McManus: No doubt about it!
Roel: These are some of the bridges from what was to what will be. If that isn’t an education, then I don’t understand what universities are for…
McManus: Here’s a question for you, Roel—How does your work in cartography [Roel Vertov worked for several years as a cartographer in The Netherlands, and continues to do so part time] inform your work as an artist?
Roel: Oh. That’s good. You know—no one has ever asked me that question before. Excellent work, Bo! (laughs) Let’s see… I’d say that there’s an exactitude, a kind of precision within the map-making profession that is based completely on observation and is, at the same time, completely unhinged. Wait. Maybe that doesn’t make sense. What I mean is that the cartographer details a version of the world that no longer exists. Even in the moment of observation, a shoreline, for example, is shifting and changing it’s position. The map-making cheats a little, I think, by being a generalist, by stepping back so far from the thing that is defined via the line.
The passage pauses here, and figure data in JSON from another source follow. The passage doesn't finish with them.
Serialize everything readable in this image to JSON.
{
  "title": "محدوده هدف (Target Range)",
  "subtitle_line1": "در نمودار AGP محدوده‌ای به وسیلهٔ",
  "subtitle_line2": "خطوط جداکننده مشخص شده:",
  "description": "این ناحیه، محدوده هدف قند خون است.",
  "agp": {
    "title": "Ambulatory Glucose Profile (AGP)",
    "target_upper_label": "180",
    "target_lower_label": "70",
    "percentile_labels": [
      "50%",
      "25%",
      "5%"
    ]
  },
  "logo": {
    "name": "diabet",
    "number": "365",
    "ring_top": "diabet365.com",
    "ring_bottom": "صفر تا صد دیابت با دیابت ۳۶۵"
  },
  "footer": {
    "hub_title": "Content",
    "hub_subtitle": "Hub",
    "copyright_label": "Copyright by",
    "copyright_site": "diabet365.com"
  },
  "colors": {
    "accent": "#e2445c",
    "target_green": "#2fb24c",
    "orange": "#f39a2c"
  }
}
A map is a snapshot in time. A photograph of an idea in ink and paper. And the countries denoted in some maps, those are cultural, tribal representations. So, for your question, I think the strings are a country, and they have their own culture, their own way of being in the world of the song. The same is true of the drums, or the horn sections, or the human voice. A song with several instruments is like a gathering of nations, a map of the human spirit in time. Stop me before I get too far out on the limb of this idea, Bo.
McManus: Are you kidding me? You’re rolling, man.
Roel: This new album [Love Songs to the Bombers Flying Overhead] is something like two maps.
McManus: …Because it’s in two main sections, yes?
Roel: Exactly, with one looking further back in time and the other half being drawn sometime in the 1970’s, mostly.
McManus: I love the whole ‘concept album’ approach, man.
Roel: Thank you, Bo, but I don’t think albums can be anything but concept albums. I mean, when you put several elements together, they create correlations and disruptive elements, harmony and forward progression, tension and discordant parts, all the ingredients of storytelling. The thing is that most albums seem to try to act as if there isn’t a conscious interplay of voices within songs, a larger narrative in the act of listening. If it’s a collage, it’s a collage. But we can’t forget that assembly implies intent, and within intent there is a potential for meaning, something we can learn from. From here, we have the beginning of what all albums should do—create a canvas for the mind to wander into the imagination.
McManus: That makes complete sense, Roel.
Roel: I’m tired of hearing my own voice, Bo. My friend Tony tells me I should go to East L.A. and try some tacos while I’m here.
McManus: You want to get tacos?
Roel: Yeah. Let’s go get some tacos, man.